Noi umani siamo banali e scontati. Perfino l’intelligenza artificiale riesce a prevedere che effetto avrà una parola su di noi e, conseguentemente, a influenzarci.
Niente di nuovo, per carità, è da sempre che scrittori, giornalisti e copywriter conoscono questo potere un po’ magico delle parole e cercano di utilizzarlo – a volte in modo costruttivo, a volte in modo un po’ dubbio.
Ogni volta che raccontiamo una storia, basta infatti cambiare una parola per dare un effetto o una connotazione totalmente diversi a ciò che stiamo dicendo.
È sufficiente modificare un: “è morto” in un “è stato ucciso” per entrare in una atmosfera da film giallo, e nella vostra mente una: “collisione tra due autoveicoli” non porta diritto alla responsabilità penale come: “il veicolo A ha investito il veicolo B” (eppure ho omesso la parola “intenzionalmente”!).
La novità è che oggi ci riescono anche computer e bot grazie a un algoritmo per l’intelligenza artificiale ideato dal gruppo di ricercatori guidato da Malvina Nissim presso l’Università di Groningen, nei Paesi Bassi, in collaborazione con l’Università di Pavia.
Il test è stato fatto addestrando l’intelligenza artificiale su casi di femminicidio e sulle percezioni suscitate in un campione di oltre 250 persone. Il risultato un successo, che è valso un premio e un riconoscimento alla squadra.
Bot, linguistica computazionale e intelligenza artificiale: una combinazione vincente?
È da anni che si cerca di dotare i bot di capacità linguistiche paragonabili a quelle umane, con risultati via via crescenti in termini di capacità e qualità.
Da questi tentativi è nata una nuova branca dell’informatica, la linguistica computazionale, e grazie al matrimonio con l’intelligenza artificiale la nuova scienza promette di fare meraviglie.
Come funzionano i programmi di linguistica computazionale? Rendere un bot capace e flessibile nell’ascolto e nella comprensione come un umano non è certo un compito facile.
A livello pratico, bisogna creare un database il più possibile descrittivo del comportamento linguistico (cioè particolarmente ricco di esempi) e poi fornire ai bot un metodo per interrogare il database ed estrarne dei modelli in modo autonomo sotto forma di algoritmo.
In soldoni, bisogna insegnare all’intelligenza artificiale un metodo per crearsi i propri pattern di comprensione, un po’ come si fa coi bambini.
Opportunità e rischi di una AI in grado di prevedere gli effetti della scelta delle parole
Cosa ce ne facciamo di una intelligenza artificiale in grado di valutare l’effetto della scelta delle parole sul lettore?

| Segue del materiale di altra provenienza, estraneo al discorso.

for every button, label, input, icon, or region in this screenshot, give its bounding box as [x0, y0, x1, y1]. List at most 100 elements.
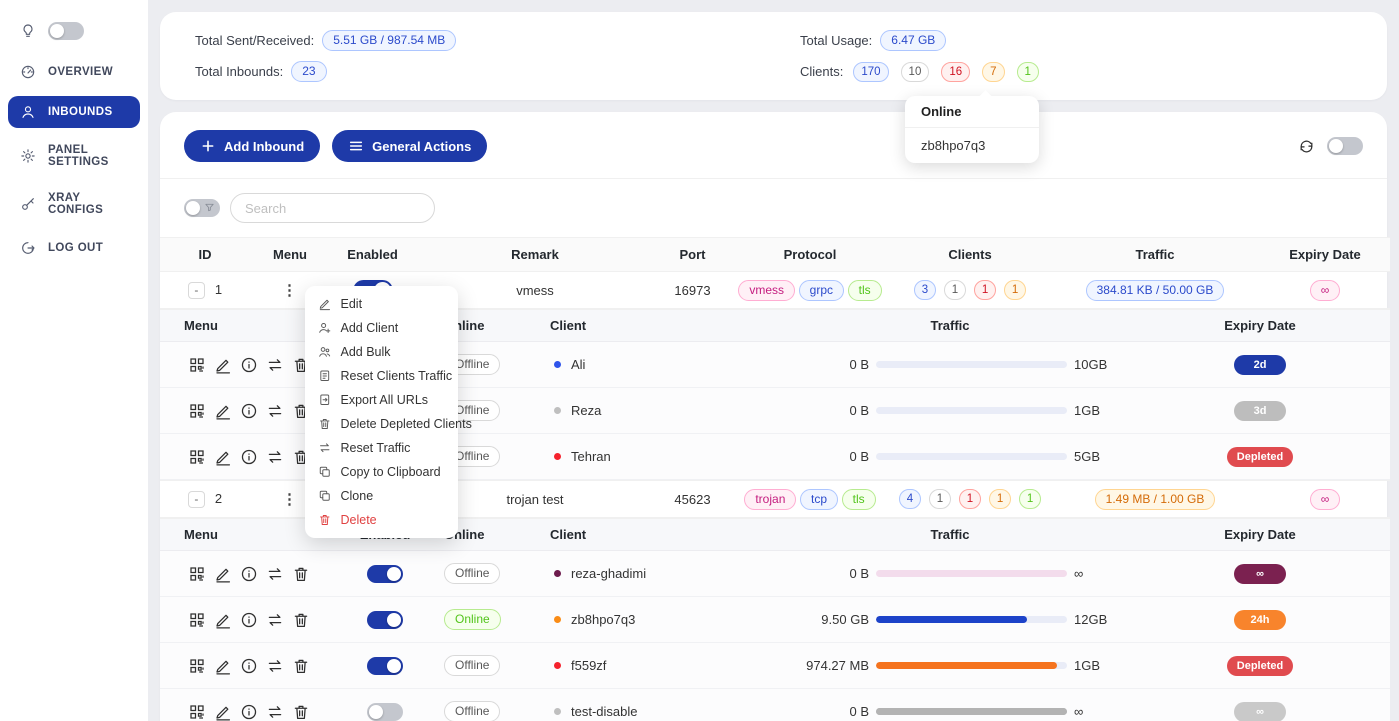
collapse-button[interactable]: - — [188, 491, 205, 508]
client-color-dot — [554, 570, 561, 577]
sidebar-item-panel-settings[interactable]: PANEL SETTINGS — [8, 136, 140, 176]
info-icon[interactable] — [240, 448, 258, 466]
reset-traffic-icon[interactable] — [266, 448, 284, 466]
client-enabled-toggle[interactable] — [367, 703, 403, 721]
reset-traffic-icon[interactable] — [266, 402, 284, 420]
traffic-limit: 10GB — [1074, 357, 1126, 372]
menu-item-edit[interactable]: Edit — [309, 292, 454, 316]
sidebar-item-label: LOG OUT — [48, 242, 103, 254]
delete-icon[interactable] — [292, 703, 310, 721]
clients-count-badge[interactable]: 16 — [941, 62, 970, 82]
menu-item-clone[interactable]: Clone — [309, 484, 454, 508]
qr-code-icon[interactable] — [188, 703, 206, 721]
clients-count-badge[interactable]: 170 — [853, 62, 888, 82]
client-enabled-toggle[interactable] — [367, 611, 403, 629]
menu-item-delete-depleted-clients[interactable]: Delete Depleted Clients — [309, 412, 454, 436]
qr-code-icon[interactable] — [188, 611, 206, 629]
sidebar-item-label: XRAY CONFIGS — [48, 192, 128, 216]
client-color-dot — [554, 407, 561, 414]
menu-item-add-client[interactable]: Add Client — [309, 316, 454, 340]
edit-icon[interactable] — [214, 565, 232, 583]
sidebar-item-inbounds[interactable]: INBOUNDS — [8, 96, 140, 128]
sidebar-item-label: OVERVIEW — [48, 66, 113, 78]
client-actions — [164, 390, 326, 431]
info-icon[interactable] — [240, 611, 258, 629]
qr-code-icon[interactable] — [188, 356, 206, 374]
edit-icon[interactable] — [214, 402, 232, 420]
sidebar-item-overview[interactable]: OVERVIEW — [8, 56, 140, 88]
client-name-cell: f559zf — [544, 645, 766, 686]
general-actions-button[interactable]: General Actions — [332, 130, 487, 162]
qr-code-icon[interactable] — [188, 565, 206, 583]
traffic-used: 0 B — [774, 449, 869, 464]
copy-icon — [318, 465, 332, 479]
export-icon — [318, 393, 332, 407]
info-icon[interactable] — [240, 402, 258, 420]
inbound-port: 45623 — [655, 481, 730, 518]
reset-traffic-icon[interactable] — [266, 565, 284, 583]
edit-icon[interactable] — [214, 703, 232, 721]
client-traffic: 0 B 10GB — [774, 344, 1126, 385]
delete-icon[interactable] — [292, 611, 310, 629]
reset-traffic-icon[interactable] — [266, 611, 284, 629]
reset-traffic-icon[interactable] — [266, 657, 284, 675]
client-enabled-toggle[interactable] — [367, 565, 403, 583]
reset-traffic-icon[interactable] — [266, 356, 284, 374]
traffic-used: 9.50 GB — [774, 612, 869, 627]
qr-code-icon[interactable] — [188, 657, 206, 675]
traffic-limit: 12GB — [1074, 612, 1126, 627]
client-count: 1 — [929, 489, 951, 509]
protocol-tags: trojan tcp tls — [730, 481, 890, 518]
online-status-badge: Offline — [444, 563, 500, 584]
theme-toggle[interactable] — [48, 22, 84, 40]
reset-traffic-icon[interactable] — [266, 703, 284, 721]
collapse-button[interactable]: - — [188, 282, 205, 299]
gear-icon — [20, 148, 36, 164]
client-traffic: 0 B ∞ — [774, 691, 1126, 721]
info-icon[interactable] — [240, 565, 258, 583]
sidebar-item-xray-configs[interactable]: XRAY CONFIGS — [8, 184, 140, 224]
menu-item-reset-traffic[interactable]: Reset Traffic — [309, 436, 454, 460]
edit-icon[interactable] — [214, 448, 232, 466]
menu-item-copy-to-clipboard[interactable]: Copy to Clipboard — [309, 460, 454, 484]
auto-refresh-toggle[interactable] — [1327, 137, 1363, 155]
inbounds-icon — [20, 104, 36, 120]
menu-item-delete[interactable]: Delete — [309, 508, 454, 532]
online-status-badge: Offline — [444, 655, 500, 676]
edit-icon[interactable] — [214, 657, 232, 675]
client-name: Tehran — [571, 449, 611, 464]
clients-count-badge[interactable]: 7 — [982, 62, 1004, 82]
info-icon[interactable] — [240, 657, 258, 675]
client-count-badges: 4 1 1 1 1 — [890, 481, 1050, 518]
filter-toggle[interactable] — [184, 199, 220, 217]
sidebar-item-logout[interactable]: LOG OUT — [8, 232, 140, 264]
client-enabled-toggle[interactable] — [367, 657, 403, 675]
info-icon[interactable] — [240, 356, 258, 374]
traffic-bar-fill — [876, 662, 1057, 669]
traffic-bar-fill — [876, 708, 1067, 715]
inbound-context-menu: Edit Add Client Add Bulk Reset Clients T… — [305, 286, 458, 538]
menu-item-export-all-urls[interactable]: Export All URLs — [309, 388, 454, 412]
edit-icon[interactable] — [214, 356, 232, 374]
qr-code-icon[interactable] — [188, 402, 206, 420]
header-id: ID — [160, 238, 250, 272]
clients-count-badge[interactable]: 10 — [901, 62, 930, 82]
clone-icon — [318, 489, 332, 503]
traffic-bar — [876, 570, 1067, 577]
theme-bulb-icon — [20, 23, 36, 39]
qr-code-icon[interactable] — [188, 448, 206, 466]
row-menu-button[interactable]: ⋮ — [282, 491, 298, 508]
expiry-pill: 2d — [1234, 355, 1286, 375]
delete-icon[interactable] — [292, 565, 310, 583]
stat-total-sent-received: Total Sent/Received: 5.51 GB / 987.54 MB — [195, 30, 800, 52]
menu-item-add-bulk[interactable]: Add Bulk — [309, 340, 454, 364]
add-inbound-button[interactable]: Add Inbound — [184, 130, 320, 162]
menu-item-reset-clients-traffic[interactable]: Reset Clients Traffic — [309, 364, 454, 388]
delete-icon[interactable] — [292, 657, 310, 675]
info-icon[interactable] — [240, 703, 258, 721]
search-input[interactable] — [230, 193, 435, 223]
refresh-icon[interactable] — [1298, 138, 1315, 155]
edit-icon[interactable] — [214, 611, 232, 629]
row-menu-button[interactable]: ⋮ — [282, 282, 298, 299]
clients-count-badge[interactable]: 1 — [1017, 62, 1039, 82]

Le applicazioni sono molteplici. Vanno dal potenziamento dei vari bot di assistenza clienti come TOBi, alla sostituzione di giornalisti e copywriter con macchine ‘pensanti’ fino alla ricerca neurolinguistica e linguistica tout-court
Tramite l’utilizzo dell’intelligenza artificiale è infatti possibile simulare il comportamento di una popolazione al variare di un set di espressioni disponendo tuttavia di una grande quantità di dati e ottenendo quindi risultati più cospicui sia in termini qualitativi che quantitativi.
Per gli scrittori potrebbero rendersi disponibili nuove applicazioni e prodotti sulle associazioni verbali e gli effetti legati alla scelta degli aggettivi, magari integrate negli usuali programmi di controllo ortografico-linguistico.
Ma, come per tutte le tecnologie, esiste ovviamente anche il rovescio della medaglia: i vari bot che creano fake news nell’ambito delle numerose guerre cognitive in corso oggi risultano potenziati dalla nuova capacità linguistica dell’intelligenza artificiale.
In conclusione, le possibilità manipolatorie implicite nel binomio intelligenza artificiale e conoscenza dell’effetto delle parole non andrebbero sottovalutate, e sarebbero forse degne di maggiore attenzione da parte del legislatore e delle autorità competenti.